Being self-employed for most people in the UK used to be a matter of choice. While it still is for some, for many, sudden self-employment is something that has been forced on them by the effects on employment of the COVID-19 pandemic.
Unemployment in the 1st Quarter of 2021 Better than was Feared
According to the Office for National Statistics, the unemployment rate from January to March 2021 was 4.8%. It equated to around 1 in every 20 people, more than before the start of the outbreak.
But the good news is that despite the continuance of lockdown measures during this period, the actual rate of unemployment fell a little since the autumn. It came as a surprise to many economists who expected the rate to be significantly higher. It is due in part to the UK government diverting billions of pounds into supporting employment.
Unemployment Expected to Peak at 5.5%
The Bank of England expects the umemployment rate to get higher, peaking at around 5.5% later in the year. One reason is the ending of the furlough scheme. Whichever way you look at it, it means more people will find themselves suddenly unemployed, and some will inevitably jong the ranks of the self-employed.
Not enough people saving for their retirement
According to Pensions Age magazine, a third of young savers are not saving enough money for their retirements. In addition, an analysis by The Investing and Saving Alliance (TISA,) discovered that two-thirds of 50 to 65-year-olds were undersaving for retirement, and it confirms that unless something changes, there are going to be some very poorly off people when they hang their working shoes up.
Tax Relief and Workplace Pensions
For those lucky enough to still be employed, and in a workplace pensions scheme, and who earn more than £6,240 per annum, their employers have to contribute. Many also get help from the government by way of tax relief, meaning that some of the money would have had to have paid in income tax, is, instead, diverted into their pensions.
The tax relief that gets paid into workers’ pensions falls into one of two categories – relief at source or the net pay arrangement.
Relief at source is when your employer deducts your pension contributions from your wage after deducting income tax and national insurance.

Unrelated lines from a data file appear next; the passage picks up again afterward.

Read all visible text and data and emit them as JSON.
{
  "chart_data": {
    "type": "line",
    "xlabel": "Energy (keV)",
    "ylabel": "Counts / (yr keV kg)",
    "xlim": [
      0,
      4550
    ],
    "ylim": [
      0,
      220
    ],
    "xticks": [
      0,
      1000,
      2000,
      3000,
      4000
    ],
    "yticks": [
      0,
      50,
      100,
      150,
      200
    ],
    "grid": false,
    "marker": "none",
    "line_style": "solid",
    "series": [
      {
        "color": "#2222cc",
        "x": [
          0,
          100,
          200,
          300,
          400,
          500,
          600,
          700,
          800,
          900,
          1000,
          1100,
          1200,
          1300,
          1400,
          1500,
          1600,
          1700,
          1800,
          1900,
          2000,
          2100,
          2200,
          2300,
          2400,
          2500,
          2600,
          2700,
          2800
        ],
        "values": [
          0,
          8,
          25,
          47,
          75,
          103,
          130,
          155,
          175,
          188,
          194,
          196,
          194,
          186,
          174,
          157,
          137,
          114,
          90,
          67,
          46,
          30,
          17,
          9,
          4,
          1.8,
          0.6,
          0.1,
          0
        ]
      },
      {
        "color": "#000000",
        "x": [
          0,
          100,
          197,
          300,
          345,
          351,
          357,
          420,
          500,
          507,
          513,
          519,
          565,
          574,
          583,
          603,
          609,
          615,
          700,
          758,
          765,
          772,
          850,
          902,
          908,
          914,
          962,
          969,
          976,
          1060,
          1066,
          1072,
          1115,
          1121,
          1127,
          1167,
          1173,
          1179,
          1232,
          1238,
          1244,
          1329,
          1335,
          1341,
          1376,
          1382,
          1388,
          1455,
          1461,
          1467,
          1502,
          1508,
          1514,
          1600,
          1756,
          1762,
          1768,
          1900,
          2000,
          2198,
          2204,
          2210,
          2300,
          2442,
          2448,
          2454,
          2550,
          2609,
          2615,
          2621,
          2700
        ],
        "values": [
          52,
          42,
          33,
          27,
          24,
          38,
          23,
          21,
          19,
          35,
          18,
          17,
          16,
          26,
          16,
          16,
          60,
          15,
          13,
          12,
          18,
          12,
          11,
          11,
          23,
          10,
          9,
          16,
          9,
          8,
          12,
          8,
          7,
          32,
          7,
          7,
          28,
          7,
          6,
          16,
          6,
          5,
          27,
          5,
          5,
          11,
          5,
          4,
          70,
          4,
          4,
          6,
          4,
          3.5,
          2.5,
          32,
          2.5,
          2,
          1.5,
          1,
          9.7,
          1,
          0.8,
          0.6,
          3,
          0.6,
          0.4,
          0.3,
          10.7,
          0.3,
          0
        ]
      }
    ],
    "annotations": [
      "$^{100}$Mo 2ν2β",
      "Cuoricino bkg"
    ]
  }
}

Whoever your pension scheme provider is, then claims that tax back from the government at the 20% basic rate and puts it into your pension pot.
The net pay arrangement is when your employer deducts your pension contributions plus those made by the government as tax relief from your wages before taking off income tax, and you pay tax on the remainder. It means that if you don’t pay tax, there is no tax relief as when you are paid below the taxable threshold.
But what about tax queries in respect of pension contributions and your business when you are self-employed?
The Numer of Self Employed Reaches 5 million
There are now approximately 5 million self-employed workers here in the UK, and economists are concerned that many will face financial difficulties when they come to retire. Whereas employees have the safety net of their employers having to sign them onto the government’s auto-enrolment scheme, the self-employed must organise their funds for their retirement.
Once you become suddenly self-employed, understandably, your immediate focus is on the here and now rather than the future. The temptation is to worry about long-term savings once you have got your new business up and running. Gone are the comforts of a holiday, sick pay, and income protection that permanent employment offers. Being self-employed is a whole new ball game.
Several small technology companies are now launching apps and platforms to make it easier for self-employed people to start a pension. PensionBee, for example, makes it easier for savers to amalgamate their old pensions into a single new pension vehicle.
The Importance of Accessible Savings
The problem with many pension schemes is that once money has been paid into them, it is inaccessible until retirement or at least until you reach 55 years of age. When you find yourself suddenly employed, you may need every penny you earn to just get by.
This is where an ISA can come into play. The funds you invest in, say a stocks and share ISA, can be accessed if needs must. And as with any of the ISAs (apart from the Junior ISA), you can save up to £20,000 per annum tax-free. It’s a very efficient way of saving, and because you invest in stocks and shares, the interest is much higher than on a standard Cash ISA.
An ISA is certainly tax-efficient, not just in terms of contributions, but with the interest and withdrawals all being tax-free too. It’s something well worth considering providing you are willing to risk investing in stocks and shares.